Plastic flowers too can be so real seeming, it’s hard distinguish them from the real thing. While in the Temple in The Netherlands a few of us gathered for a meeting beside the fish pond where a blooming Water Lilly sat amidst glistening leaves. I kidded the guests, It’s not real you know. A shadow of a doubt was sewn, successfully but not for long! Just what is it about coming upon the man-made in nature that is both strangely attractive and deeply disturbing at the same time?
In the photo above all is well with the world, nature is going about it’s business of blooming and leafing. But what is that rising above the bushes? A head. A real head, or what? In actual fact it’s the Angel of the North standing beside the A1 greeting visitors with wings outstretched.
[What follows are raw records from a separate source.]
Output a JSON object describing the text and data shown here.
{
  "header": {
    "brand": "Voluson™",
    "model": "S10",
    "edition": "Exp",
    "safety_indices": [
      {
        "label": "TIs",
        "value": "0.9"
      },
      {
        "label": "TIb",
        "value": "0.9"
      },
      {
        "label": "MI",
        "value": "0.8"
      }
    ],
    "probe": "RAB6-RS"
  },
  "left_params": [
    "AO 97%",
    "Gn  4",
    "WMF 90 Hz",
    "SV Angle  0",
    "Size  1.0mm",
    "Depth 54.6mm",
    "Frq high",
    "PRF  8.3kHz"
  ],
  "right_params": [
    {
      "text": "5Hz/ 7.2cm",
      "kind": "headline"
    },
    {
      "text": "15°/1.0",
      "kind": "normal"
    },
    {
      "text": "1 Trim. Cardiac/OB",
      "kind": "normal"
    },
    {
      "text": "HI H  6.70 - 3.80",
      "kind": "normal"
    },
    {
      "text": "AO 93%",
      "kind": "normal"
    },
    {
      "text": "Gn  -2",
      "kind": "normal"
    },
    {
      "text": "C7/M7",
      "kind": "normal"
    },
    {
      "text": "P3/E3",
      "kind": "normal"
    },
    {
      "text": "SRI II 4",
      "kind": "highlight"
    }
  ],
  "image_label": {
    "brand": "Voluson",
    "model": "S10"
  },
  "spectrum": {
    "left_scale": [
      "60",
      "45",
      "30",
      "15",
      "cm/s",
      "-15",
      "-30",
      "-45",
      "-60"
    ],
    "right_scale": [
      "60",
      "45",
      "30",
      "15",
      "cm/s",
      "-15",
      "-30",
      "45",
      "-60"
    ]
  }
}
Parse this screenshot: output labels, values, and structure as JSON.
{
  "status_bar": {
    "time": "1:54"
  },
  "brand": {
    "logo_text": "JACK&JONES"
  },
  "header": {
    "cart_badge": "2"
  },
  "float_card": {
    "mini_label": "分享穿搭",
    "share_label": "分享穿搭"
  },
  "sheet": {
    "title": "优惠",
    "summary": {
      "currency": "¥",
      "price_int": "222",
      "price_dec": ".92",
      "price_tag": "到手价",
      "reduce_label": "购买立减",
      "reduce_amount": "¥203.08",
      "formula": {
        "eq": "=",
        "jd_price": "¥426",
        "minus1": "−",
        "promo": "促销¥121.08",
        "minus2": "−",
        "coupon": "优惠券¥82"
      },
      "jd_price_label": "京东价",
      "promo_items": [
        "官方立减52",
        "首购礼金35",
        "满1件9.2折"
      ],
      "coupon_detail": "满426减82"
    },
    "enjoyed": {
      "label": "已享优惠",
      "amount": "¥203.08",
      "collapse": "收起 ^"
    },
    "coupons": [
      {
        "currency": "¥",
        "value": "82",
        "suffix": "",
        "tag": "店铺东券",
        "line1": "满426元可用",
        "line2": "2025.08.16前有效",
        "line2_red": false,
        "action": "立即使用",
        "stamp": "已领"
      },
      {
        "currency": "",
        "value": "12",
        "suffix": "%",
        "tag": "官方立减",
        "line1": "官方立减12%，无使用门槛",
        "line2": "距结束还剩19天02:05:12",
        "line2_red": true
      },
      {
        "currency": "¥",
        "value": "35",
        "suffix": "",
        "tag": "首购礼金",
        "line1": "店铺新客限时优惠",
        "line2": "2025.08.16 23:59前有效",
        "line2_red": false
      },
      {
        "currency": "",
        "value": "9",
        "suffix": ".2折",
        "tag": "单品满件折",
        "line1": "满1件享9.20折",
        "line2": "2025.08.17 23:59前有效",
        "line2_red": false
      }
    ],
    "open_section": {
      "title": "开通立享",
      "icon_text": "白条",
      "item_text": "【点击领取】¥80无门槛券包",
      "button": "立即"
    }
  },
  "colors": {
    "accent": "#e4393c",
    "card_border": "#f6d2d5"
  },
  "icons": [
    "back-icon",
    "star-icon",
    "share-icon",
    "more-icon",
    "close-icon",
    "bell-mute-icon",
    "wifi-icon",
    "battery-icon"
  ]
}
Art placed in natural surroundings, especially sculpture on any scale, finds me examining my conceptions of…well gardening actually!
I think the disturbance is about the truth of impermanence. Creating successful gardens is, it seems to me, about working with impermanence with a light and playful hand. And I hope gardeners will continue to place sculptures within their creations. Yes, and I hope to see the occasional plastic pink flamingo or pixie in their shrubberies to disturb us even more!
It’s good to have our realities challenged.